Ranald Macdonald - Exhibition Text
Originally published to accompany Ranald Macdonald’s solo exhibition ‘Significant Other’ at Moosey (Norwich, 2nd - 25th February)
February 2023


Animals, and dogs in particular, could be considered the perfect portal for anthropomorphism. They have the requisite facial features to convey emotion, apparent understanding and empathy, whilst benefiting from the multiple millennia of domestication that have earned them the epithet of man’s best friend. And so a plethora of playful pooches serve as the principal protagonists of Ranald Macdonald’s debut solo exhibition ‘Significant Other’ at Moosey in Norwich. However, the artist’s homage to hounds began with a continued investigation of clouds, an omnipresent visual signifier across two of his primary areas of inspiration, the history of art and the pantheon of animated entertainment. From Titian to Toy Story, those ethereal, atmospheric non-spaces have been variously employed to denote hope, happiness, freedom, thought, opportunity, celestial contemplation and the promise of silver linings, as well as depression, doom, damnation, fear, preoccupation or the brewing storm of pathetic fallacy. In our increasingly digital age, clouds can refer to those unseen, supposedly endless, online storage systems. While in literature, having your head in them could indicate an overactive imagination or tendency towards dissociated daydreaming. Of course, the striking visual similarity between stereotypical flocculent cumulus and an especially fluffy, fuzzy or fleecy doggo is not lost on Macdonald, who employs both as enduring entities onto which we can project our own innermost thoughts and feelings.

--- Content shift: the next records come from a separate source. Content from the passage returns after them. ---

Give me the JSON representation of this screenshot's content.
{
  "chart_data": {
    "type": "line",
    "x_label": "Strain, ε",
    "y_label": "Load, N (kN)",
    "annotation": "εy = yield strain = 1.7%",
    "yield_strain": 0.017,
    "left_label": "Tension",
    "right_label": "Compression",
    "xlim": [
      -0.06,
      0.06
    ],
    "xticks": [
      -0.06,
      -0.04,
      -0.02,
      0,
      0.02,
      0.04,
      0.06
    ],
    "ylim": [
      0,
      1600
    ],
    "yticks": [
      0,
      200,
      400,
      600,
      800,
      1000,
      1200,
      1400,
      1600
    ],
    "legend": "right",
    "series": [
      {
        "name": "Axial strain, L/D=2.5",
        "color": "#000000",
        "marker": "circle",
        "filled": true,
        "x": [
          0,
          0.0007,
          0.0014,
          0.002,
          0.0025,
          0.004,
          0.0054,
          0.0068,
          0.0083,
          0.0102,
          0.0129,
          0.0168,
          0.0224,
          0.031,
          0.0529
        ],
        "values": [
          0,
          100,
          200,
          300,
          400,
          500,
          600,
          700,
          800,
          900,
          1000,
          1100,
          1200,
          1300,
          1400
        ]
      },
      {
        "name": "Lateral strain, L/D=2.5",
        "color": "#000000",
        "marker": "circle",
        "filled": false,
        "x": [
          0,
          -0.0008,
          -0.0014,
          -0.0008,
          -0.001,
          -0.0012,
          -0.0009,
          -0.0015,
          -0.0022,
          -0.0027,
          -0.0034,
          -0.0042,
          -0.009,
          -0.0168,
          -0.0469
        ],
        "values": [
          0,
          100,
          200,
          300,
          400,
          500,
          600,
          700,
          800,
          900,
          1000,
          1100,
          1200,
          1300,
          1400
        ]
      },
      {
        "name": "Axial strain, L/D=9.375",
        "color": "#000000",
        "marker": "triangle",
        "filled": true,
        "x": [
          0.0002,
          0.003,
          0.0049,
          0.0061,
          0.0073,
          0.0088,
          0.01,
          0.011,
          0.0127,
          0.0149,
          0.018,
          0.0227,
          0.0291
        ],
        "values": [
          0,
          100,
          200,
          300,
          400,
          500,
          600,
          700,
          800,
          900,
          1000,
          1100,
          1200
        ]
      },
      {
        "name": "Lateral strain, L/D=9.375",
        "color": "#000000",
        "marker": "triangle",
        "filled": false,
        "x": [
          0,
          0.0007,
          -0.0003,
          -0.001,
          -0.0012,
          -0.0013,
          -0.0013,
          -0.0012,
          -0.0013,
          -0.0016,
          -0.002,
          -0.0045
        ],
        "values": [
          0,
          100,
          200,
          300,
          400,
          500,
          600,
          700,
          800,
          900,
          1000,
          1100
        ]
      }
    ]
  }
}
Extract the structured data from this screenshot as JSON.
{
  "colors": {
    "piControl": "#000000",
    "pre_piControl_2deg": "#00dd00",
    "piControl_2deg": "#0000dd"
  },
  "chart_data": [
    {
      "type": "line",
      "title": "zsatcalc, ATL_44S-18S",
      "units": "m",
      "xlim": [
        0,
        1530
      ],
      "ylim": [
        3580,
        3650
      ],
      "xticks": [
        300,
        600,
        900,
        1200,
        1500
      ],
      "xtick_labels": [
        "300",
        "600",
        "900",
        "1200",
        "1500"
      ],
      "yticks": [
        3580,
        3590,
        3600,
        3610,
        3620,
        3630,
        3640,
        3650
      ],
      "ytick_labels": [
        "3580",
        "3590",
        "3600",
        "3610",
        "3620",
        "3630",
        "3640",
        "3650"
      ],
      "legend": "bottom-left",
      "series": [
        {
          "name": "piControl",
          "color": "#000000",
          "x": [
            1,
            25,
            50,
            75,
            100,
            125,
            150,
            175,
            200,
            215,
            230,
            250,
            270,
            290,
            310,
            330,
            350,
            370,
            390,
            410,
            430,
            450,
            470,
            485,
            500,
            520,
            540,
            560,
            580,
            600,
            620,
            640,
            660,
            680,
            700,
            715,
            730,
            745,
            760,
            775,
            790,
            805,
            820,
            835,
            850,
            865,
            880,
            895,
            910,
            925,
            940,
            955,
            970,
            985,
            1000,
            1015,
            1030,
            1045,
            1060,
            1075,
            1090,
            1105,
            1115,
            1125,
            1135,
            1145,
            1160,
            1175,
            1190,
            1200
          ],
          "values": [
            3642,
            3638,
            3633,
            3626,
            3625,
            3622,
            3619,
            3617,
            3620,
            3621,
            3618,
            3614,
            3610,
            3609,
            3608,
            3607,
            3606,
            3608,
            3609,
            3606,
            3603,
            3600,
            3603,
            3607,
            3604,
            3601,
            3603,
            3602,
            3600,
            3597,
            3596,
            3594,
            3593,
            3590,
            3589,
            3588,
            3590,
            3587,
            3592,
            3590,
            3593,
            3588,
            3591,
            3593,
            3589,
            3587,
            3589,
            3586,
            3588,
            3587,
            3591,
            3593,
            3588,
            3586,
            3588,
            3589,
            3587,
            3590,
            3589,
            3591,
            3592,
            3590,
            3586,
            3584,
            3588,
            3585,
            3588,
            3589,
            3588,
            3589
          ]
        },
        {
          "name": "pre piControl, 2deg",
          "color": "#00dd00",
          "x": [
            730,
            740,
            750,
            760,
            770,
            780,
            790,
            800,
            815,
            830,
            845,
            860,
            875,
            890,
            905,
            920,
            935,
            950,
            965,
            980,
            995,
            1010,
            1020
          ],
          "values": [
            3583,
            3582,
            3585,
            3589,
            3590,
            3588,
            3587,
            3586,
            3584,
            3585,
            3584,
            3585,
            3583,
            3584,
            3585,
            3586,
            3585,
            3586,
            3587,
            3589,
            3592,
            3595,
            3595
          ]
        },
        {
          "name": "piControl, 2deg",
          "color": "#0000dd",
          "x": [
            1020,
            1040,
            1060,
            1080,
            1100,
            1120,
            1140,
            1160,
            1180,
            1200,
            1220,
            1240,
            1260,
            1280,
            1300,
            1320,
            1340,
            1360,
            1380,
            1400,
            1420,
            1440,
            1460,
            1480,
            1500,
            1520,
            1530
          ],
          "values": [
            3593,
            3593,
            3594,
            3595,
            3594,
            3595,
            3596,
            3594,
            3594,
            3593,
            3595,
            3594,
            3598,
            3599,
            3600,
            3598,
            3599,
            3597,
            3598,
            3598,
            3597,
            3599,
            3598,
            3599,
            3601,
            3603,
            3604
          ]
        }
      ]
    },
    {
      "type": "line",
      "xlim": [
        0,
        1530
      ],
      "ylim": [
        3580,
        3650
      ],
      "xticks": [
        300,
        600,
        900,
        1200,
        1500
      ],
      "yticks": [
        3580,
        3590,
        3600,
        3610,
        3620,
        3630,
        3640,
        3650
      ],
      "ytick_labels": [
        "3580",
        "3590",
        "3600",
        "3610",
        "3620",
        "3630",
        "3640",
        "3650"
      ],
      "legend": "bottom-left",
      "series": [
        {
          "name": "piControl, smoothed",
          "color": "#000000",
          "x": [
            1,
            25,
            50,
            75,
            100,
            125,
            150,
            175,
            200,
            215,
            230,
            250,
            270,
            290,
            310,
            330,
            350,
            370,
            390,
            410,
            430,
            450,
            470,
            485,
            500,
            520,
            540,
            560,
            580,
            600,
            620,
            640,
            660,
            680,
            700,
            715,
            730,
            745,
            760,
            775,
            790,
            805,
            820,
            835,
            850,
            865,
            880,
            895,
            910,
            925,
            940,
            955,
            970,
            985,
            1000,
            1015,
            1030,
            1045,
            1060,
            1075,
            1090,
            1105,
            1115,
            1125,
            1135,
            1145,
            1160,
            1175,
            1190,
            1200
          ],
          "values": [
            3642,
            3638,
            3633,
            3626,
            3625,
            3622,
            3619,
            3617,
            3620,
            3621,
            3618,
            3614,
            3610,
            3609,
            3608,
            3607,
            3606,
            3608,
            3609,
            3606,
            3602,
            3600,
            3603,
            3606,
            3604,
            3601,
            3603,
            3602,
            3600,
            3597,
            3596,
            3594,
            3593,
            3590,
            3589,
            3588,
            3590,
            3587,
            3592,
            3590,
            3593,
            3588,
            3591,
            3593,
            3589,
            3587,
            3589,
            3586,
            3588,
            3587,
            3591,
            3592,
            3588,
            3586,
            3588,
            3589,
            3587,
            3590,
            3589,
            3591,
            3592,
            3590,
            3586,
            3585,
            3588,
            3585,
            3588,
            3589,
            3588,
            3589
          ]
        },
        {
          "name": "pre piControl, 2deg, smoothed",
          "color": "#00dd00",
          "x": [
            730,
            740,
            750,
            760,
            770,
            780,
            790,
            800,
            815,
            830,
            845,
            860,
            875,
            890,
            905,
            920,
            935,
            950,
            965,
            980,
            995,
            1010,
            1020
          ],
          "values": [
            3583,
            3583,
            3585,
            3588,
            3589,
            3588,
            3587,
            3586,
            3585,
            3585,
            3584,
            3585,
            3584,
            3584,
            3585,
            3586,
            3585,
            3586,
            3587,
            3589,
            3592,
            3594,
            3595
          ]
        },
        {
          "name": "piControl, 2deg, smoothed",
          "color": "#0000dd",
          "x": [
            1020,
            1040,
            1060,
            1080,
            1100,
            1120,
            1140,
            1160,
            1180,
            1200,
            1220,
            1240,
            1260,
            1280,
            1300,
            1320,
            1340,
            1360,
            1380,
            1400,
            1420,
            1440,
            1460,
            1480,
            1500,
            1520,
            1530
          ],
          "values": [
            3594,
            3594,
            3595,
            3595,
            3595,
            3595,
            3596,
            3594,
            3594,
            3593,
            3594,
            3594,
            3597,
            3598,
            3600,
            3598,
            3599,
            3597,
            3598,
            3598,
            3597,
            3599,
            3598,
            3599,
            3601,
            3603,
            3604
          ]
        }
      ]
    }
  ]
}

Both painting and Pixar, the former commonly considered high-brow, the latter low-brow - cultural value systems that mean little to Macdonald - have historically been used as educational tools to tell universal stories. Attractive animated or artistic allegories that can address serious subject matter or express difficult emotions, often with beauty, humour or dignity. Just as while gazing skyward one might individually interpret a cloud formation to resemble an animal, a house or a lost tooth, certain people’s immediate infantilization in the presence of a poodle, a pug or a pomeranian is evidence of their broad empathetic appeal and emotional allure. Hence the exhibition’s title, ‘Significant Other’, not only refers to that unique bond between human beings and our (tamed) beasts but also alludes to a more all-encompassing interconnectedness to nature and an appreciation of one’s own environment.

Such ecological attentiveness is echoed in many of the artworks settings - public parks, communal commons and sandy seashores, those outdoor spaces that we all became much more aware of during our allotted daily hour of exercise amongst the pandemic’s lingering lockdowns - as well as their medium - on found board, reclaimed panel or recycled paper with paints sourced from Lucy Mayes’ London Pigments, a curated collection of hand-made pigments that start life as natural materials foraged from in and around the capital; stones, soil, crumbled brickwork etc. Many begin as studies sketched en plein air, or as preparatory parklife photographs, while Macdonald also works from his own homemade model mongrels. Puppet-like pup reproductions of those wooden mannequins that line the shelves of art and craft stores, they allow him to perfect proportions, hone suitable scale and refine his own idiosyncratic visual perspective.

Throughout, Macdonald breaks away from the traditional one point perspective that has dominated the artistic discourse for centuries, perhaps pioneered and promoted by a cult of the individual. Whereas previously, painted scenes would seem to perform to an anticipated or expected viewer, here the dogs take centre stage amid a slightly surreal perspective that demands the viewer lower oneself to their level. At the same time, the human presence within the artworks is minimal, regularly restricted to distant, distorted corporeal blurs, a haze of humanity seen through the eyes of our canine companions. Not unlike the anonymised, exclusively neck-down existence of Tom and Jerry’s owner in their eponymous cartoon, these figures act solely in service to their dogs, occasionally in opposition, but invariably only enabling that distinct interminable excitement and unceasing energy.